Agile transformations don’t fail because of bad frameworks, bad people, or whatever excuse is trending on social media. They fail because we make decisions with incomplete, incorrect, or overwhelming amounts of data. In response, we fill in the blanks with assumptions and appoint an ‘Agile expert’ to “fix” things—often with little connection to what’s actually happening in the organization.
From change readiness to ongoing feedback, we fall into the trap of meaningless metrics—not because they’re useful, but because they’re easy to measure and make pretty in a status report. Meanwhile, the real insights—the patterns, sentiment, and system-level feedback that truly matter—get buried under noise.

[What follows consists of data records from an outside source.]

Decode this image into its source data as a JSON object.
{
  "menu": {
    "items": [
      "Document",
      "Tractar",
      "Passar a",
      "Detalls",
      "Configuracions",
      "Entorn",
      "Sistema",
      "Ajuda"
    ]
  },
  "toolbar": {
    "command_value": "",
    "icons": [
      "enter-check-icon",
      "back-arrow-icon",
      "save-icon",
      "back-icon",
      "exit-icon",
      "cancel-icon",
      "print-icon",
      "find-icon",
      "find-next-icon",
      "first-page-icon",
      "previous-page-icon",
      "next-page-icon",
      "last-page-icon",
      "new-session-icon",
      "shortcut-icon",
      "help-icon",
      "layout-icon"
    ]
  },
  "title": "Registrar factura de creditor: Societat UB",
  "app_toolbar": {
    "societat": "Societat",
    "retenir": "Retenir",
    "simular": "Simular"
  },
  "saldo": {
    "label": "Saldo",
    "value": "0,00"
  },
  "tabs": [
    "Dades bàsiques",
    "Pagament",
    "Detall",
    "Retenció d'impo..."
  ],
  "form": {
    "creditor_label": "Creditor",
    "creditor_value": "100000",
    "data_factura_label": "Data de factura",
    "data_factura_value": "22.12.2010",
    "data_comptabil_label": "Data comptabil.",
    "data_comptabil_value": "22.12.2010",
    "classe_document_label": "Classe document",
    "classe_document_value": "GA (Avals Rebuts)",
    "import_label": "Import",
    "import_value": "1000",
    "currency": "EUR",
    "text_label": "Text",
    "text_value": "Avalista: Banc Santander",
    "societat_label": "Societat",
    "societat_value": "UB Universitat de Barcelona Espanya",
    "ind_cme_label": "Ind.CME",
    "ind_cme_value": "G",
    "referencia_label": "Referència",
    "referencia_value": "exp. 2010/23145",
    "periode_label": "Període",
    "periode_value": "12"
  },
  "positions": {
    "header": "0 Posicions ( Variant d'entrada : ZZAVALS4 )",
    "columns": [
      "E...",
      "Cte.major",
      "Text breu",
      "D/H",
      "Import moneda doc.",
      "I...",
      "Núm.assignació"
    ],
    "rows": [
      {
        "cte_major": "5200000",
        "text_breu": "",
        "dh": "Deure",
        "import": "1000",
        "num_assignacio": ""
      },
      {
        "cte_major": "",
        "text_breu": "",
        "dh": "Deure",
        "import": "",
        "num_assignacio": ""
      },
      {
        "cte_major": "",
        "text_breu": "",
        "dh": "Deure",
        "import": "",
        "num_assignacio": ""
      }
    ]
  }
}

Gimmicks aside, the real power of AI in Agile isn’t about building an AI coach or chatbot. It’s about having an extra brain that can sift through vast amounts of feedback, sentiment, and data patterns in ways no human ever could.
In this session, we’ll explore:
- Sentiment Analysis – How are people actually experiencing change?
- Pattern Recognition – What past feedback patterns can we learn from?
- Separating Signal from Noise – AI processes the data, but humans make the decisions.
- Creating Safety – With AI as a co-pilot, real, meaningful data can no longer be suppressed by change and project managers.
Context matters. So does safety. Employees today see through corporate spin faster than ever. AI gives us the ability to establish continual feedback loops—from readiness to engagement to employee-driven insights—providing a clearer, real-time picture of how transformation is actually unfolding.
For change practitioners, our role isn’t to blindly follow AI insights—it’s to use them to continually make sense of our context so we can navigate change in a way that actually works.

Apply AI-assisted sense-making techniques to assess Agile transformation readiness, engagement levels, and organizational sentiment in real-world scenarios.
Design a feedback strategy that integrates AI insights while ensuring human-driven decision-making, reducing bias, and creating psychologically safe environments for Agile teams.